The DHS report also reflects, mutatis mutandis, our Canadian experience of radicalisation of immigrants several years after entry to Canada. Obviously we must redouble our efforts to prevent self or other forms of radicalisation. To satisfactorily confront and prevent radicalisation, we need to strengthen and improve how we help immigrants integrate into Canadian society. Integration is not assimilation. It means getting to know the Canadian society and its culture including the political culture. It means making a serious attempt to learn at least one official language. It means becoming involved in one's neighbourhood, town, province and country--impossible without learning French or English. The federal government needs to cough up more resources to help with the process of integration.

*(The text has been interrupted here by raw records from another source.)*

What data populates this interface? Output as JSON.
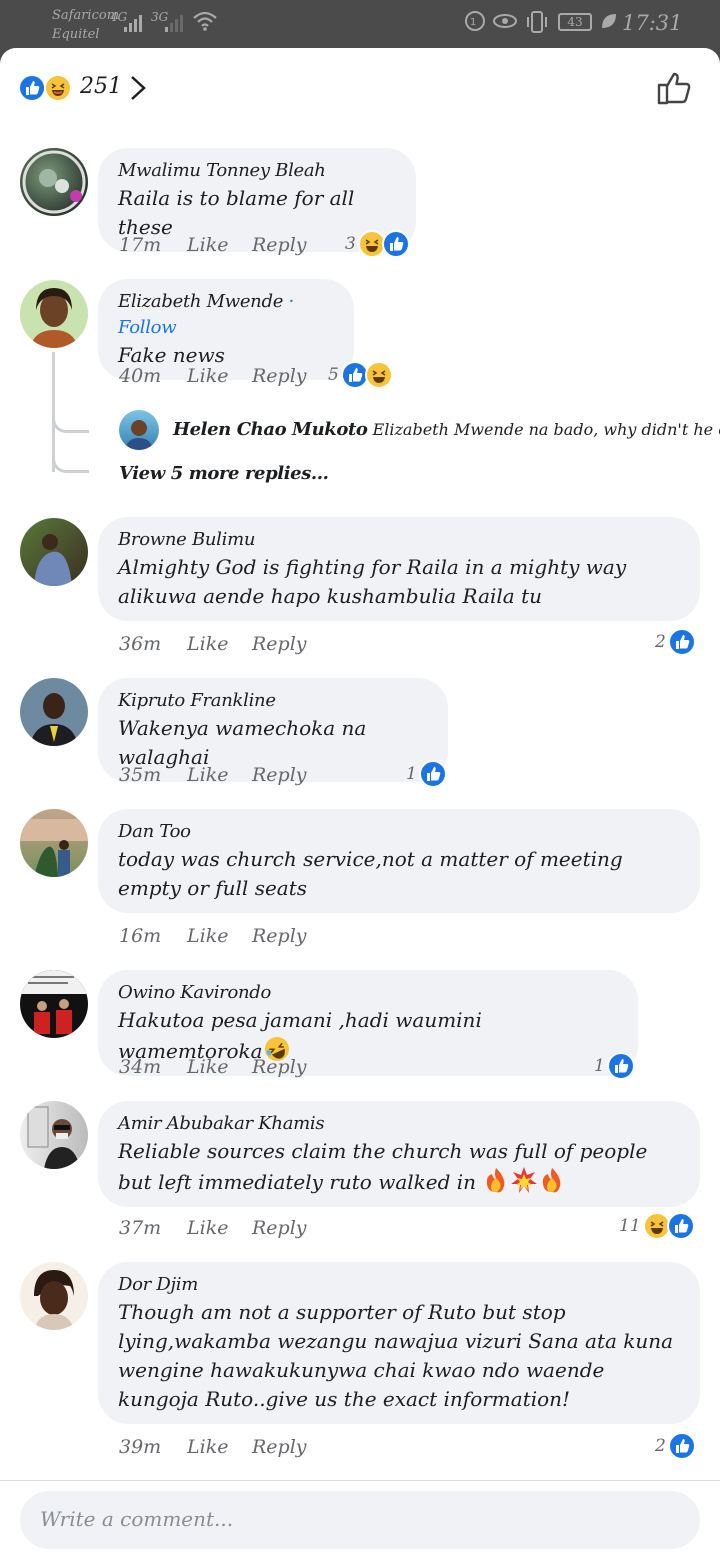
{
  "status_bar": {
    "carrier_1": "Safaricom",
    "carrier_2": "Equitel",
    "network_1": "4G",
    "network_2": "3G",
    "battery": "43",
    "time": "17:31"
  },
  "header": {
    "reaction_count": "251",
    "reaction_icons": [
      "like-icon",
      "haha-icon"
    ],
    "action_icon": "thumbs-up-outline-icon"
  },
  "comments": [
    {
      "name": "Mwalimu Tonney Bleah",
      "text": "Raila is to blame for all these",
      "time": "17m",
      "like": "Like",
      "reply": "Reply",
      "reactions": "3",
      "reaction_icons": [
        "haha-icon",
        "like-icon"
      ]
    },
    {
      "name": "Elizabeth Mwende",
      "follow": "· Follow",
      "text": "Fake news",
      "time": "40m",
      "like": "Like",
      "reply": "Reply",
      "reactions": "5",
      "reaction_icons": [
        "like-icon",
        "haha-icon"
      ],
      "reply_preview": {
        "name": "Helen Chao Mukoto",
        "text": "Elizabeth Mwende na bado, why didn't he c..."
      },
      "more_replies": "View 5 more replies..."
    },
    {
      "name": "Browne Bulimu",
      "text": "Almighty God is fighting for Raila in a mighty way alikuwa aende hapo kushambulia Raila tu",
      "time": "36m",
      "like": "Like",
      "reply": "Reply",
      "reactions": "2",
      "reaction_icons": [
        "like-icon"
      ]
    },
    {
      "name": "Kipruto Frankline",
      "text": "Wakenya wamechoka na walaghai",
      "time": "35m",
      "like": "Like",
      "reply": "Reply",
      "reactions": "1",
      "reaction_icons": [
        "like-icon"
      ]
    },
    {
      "name": "Dan Too",
      "text": "today was church service,not a matter of meeting empty or full seats",
      "time": "16m",
      "like": "Like",
      "reply": "Reply"
    },
    {
      "name": "Owino Kavirondo",
      "text": "Hakutoa pesa jamani ,hadi waumini wamemtoroka",
      "emoji": [
        "rofl-emoji"
      ],
      "time": "34m",
      "like": "Like",
      "reply": "Reply",
      "reactions": "1",
      "reaction_icons": [
        "like-icon"
      ]
    },
    {
      "name": "Amir Abubakar Khamis",
      "text": "Reliable sources claim the church was full of people but left immediately ruto walked in ",
      "emoji": [
        "fire-emoji",
        "collision-emoji",
        "fire-emoji"
      ],
      "time": "37m",
      "like": "Like",
      "reply": "Reply",
      "reactions": "11",
      "reaction_icons": [
        "haha-icon",
        "like-icon"
      ]
    },
    {
      "name": "Dor Djim",
      "text": "Though am not a supporter of Ruto but stop lying,wakamba wezangu nawajua vizuri Sana ata kuna wengine hawakukunywa chai kwao ndo waende kungoja Ruto..give us the exact information!",
      "time": "39m",
      "like": "Like",
      "reply": "Reply",
      "reactions": "2",
      "reaction_icons": [
        "like-icon"
      ]
    }
  ],
  "composer": {
    "placeholder": "Write a comment..."
  },
  "colors": {
    "accent": "#1b74e4",
    "bubble": "#f0f2f5",
    "haha": "#f7c33b",
    "meta": "#65676b"
  }
}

To ensure that a new immigrant has the skills necessary for understanding and integrating into Canadian society, the government of Canada must finance a mandatory crash course for each new immigrant , after his/her arrival in Canada to learn the language, the culture and history of Canada including the history of the indigenous Canadians. And of course all Canadians need to learn more about each other and the newcomers. Our knowledge and understanding about Canada and all its varied diversity is fundamental to building a better, fairer, more just, harmonious and prosperous Canada, a Canada with a high degree of social solidarity.
I know there are some who believe we have done well in the past without too much government effort in integrating the newcomers. Yes, but then we were not in the internet age. Now we can physically live in one place and mentally and emotionally be in another--never involved in the struggles of here and now but always of the faraway place we left behind. An immigrant would naturally remain connected to the place he/she left behind. But he/she should not remain disconnected from Canada where his/her life actually is. The immigrants can't remain alienated from the mainstream of society and vice versa; and their only connection to the country can't just be the naked Marxian cash nexus.
Another important ingredient for a diverse and successful Canada is the public leadership by our political leaders. No I don't mean the bromides offered by many a politician dressed up in 'ethnic' garbs spouting a few words of Chinese, Punjabi or whatever may be the language of the group they may happen to be speaking to. The politicians need to spell out clearly what Canada's obligations are toward the newcomers and what we expect from them in return. Shared aspirations and clearly understood collective and mutual obligations will make for a better, more progressive and harmonious Canada.
Canada is an oasis of relative peace, harmony and prosperity. To keep it that way in a troubled and tense world is going to need hard work. Are we up to it?
PS: An earlier version of the blog had 180 Canadians fighting for ISIS. The figure should have been 165.